If you rely on "legitimate interest" GDPR requires you to consider the balance of your interest versus the subject's right to privacy. As long as you do so, record your determination and take reasonable steps to mitigate the privacy impact - such as allowing opt out, aging the data out over time etc - and you make good on your obligations it is unlikely an enforcement agency will find against you. It is a subjective decision however and there haven't been many GDPR cases handled by member states yet, so interpretations might change over time and all you can go on is guidance from regulators presently.

I think a good example of where scraping and legitimate interest would be ok is if you are trying to sell a product appropriate to people with <job title>. You go to LinkedIn, pay for a facility that allows you to search for that job title, scrape that data and attempt to contact those people. There is some privacy impact but it is likely that people who make themselves available on a business networking site might reasonably expect to be contacted about things relevant to their job title. As long as they can opt out from your processing of their data and you don't keep it for longer than necessary and meet the other obligations you'll likely be fine (notwithstanding the ePrivacy directive which is a separate thing).

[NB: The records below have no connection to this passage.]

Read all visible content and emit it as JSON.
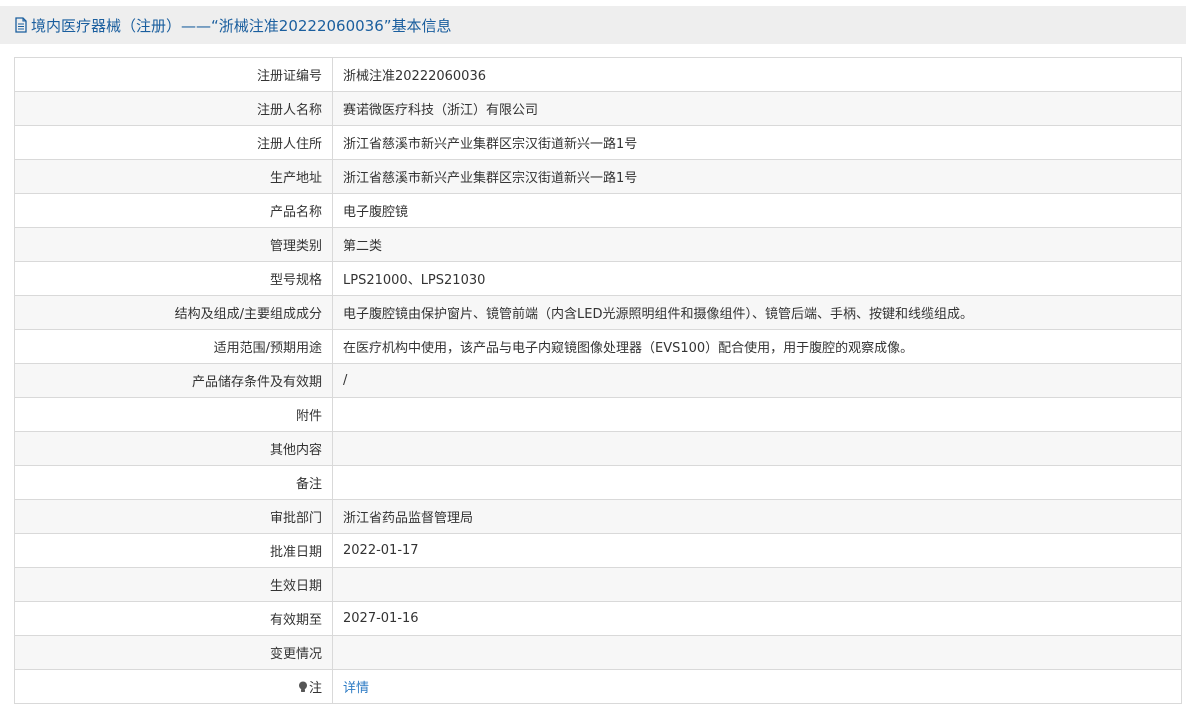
{
  "page": {
    "title": "境内医疗器械（注册）——“浙械注准20222060036”基本信息"
  },
  "icons": {
    "title": "document-icon",
    "note": "lightbulb-icon"
  },
  "colors": {
    "title_text": "#1a5e9e",
    "link": "#2d7bc4",
    "row_alt": "#f7f7f7",
    "border": "#d9d9d9"
  },
  "rows": [
    {
      "label": "注册证编号",
      "value": "浙械注准20222060036"
    },
    {
      "label": "注册人名称",
      "value": "赛诺微医疗科技（浙江）有限公司"
    },
    {
      "label": "注册人住所",
      "value": "浙江省慈溪市新兴产业集群区宗汉街道新兴一路1号"
    },
    {
      "label": "生产地址",
      "value": "浙江省慈溪市新兴产业集群区宗汉街道新兴一路1号"
    },
    {
      "label": "产品名称",
      "value": "电子腹腔镜"
    },
    {
      "label": "管理类别",
      "value": "第二类"
    },
    {
      "label": "型号规格",
      "value": "LPS21000、LPS21030"
    },
    {
      "label": "结构及组成/主要组成成分",
      "value": "电子腹腔镜由保护窗片、镜管前端（内含LED光源照明组件和摄像组件）、镜管后端、手柄、按键和线缆组成。"
    },
    {
      "label": "适用范围/预期用途",
      "value": "在医疗机构中使用，该产品与电子内窥镜图像处理器（EVS100）配合使用，用于腹腔的观察成像。"
    },
    {
      "label": "产品储存条件及有效期",
      "value": "/"
    },
    {
      "label": "附件",
      "value": ""
    },
    {
      "label": "其他内容",
      "value": ""
    },
    {
      "label": "备注",
      "value": ""
    },
    {
      "label": "审批部门",
      "value": "浙江省药品监督管理局"
    },
    {
      "label": "批准日期",
      "value": "2022-01-17"
    },
    {
      "label": "生效日期",
      "value": ""
    },
    {
      "label": "有效期至",
      "value": "2027-01-16"
    },
    {
      "label": "变更情况",
      "value": ""
    }
  ],
  "note_row": {
    "label": "注",
    "link": "详情"
  }
}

An example where your grounds might be a lot more tenuous would be a recruitment agent scraping your name from a question on StackOverflow and guessing your email address to contact you about a job.

In your Amazon review example, the processor would need to justify capturing your name. For most processing purposes (eg grouping the reviews by author) a hash would suffice.

bkor · on Feb 18, 2020

Could you add references to the sections of the GDPR which explain this? The various times I read the GDPR (as well as the local law) I didn't see your explanation in it. References would allow me to determine what I missed.

BrentOzar · on Feb 18, 2020

> I wasn't sure of any good example of 'Public Information' from the article.

Questions and answers at Stack Overflow.

Questions often include code snippets, some of which even include personally identifiable information like names and addresses. That data becomes public immediately, and then it’s reused by others when they download and adapt the Stack Overflow Data dumps.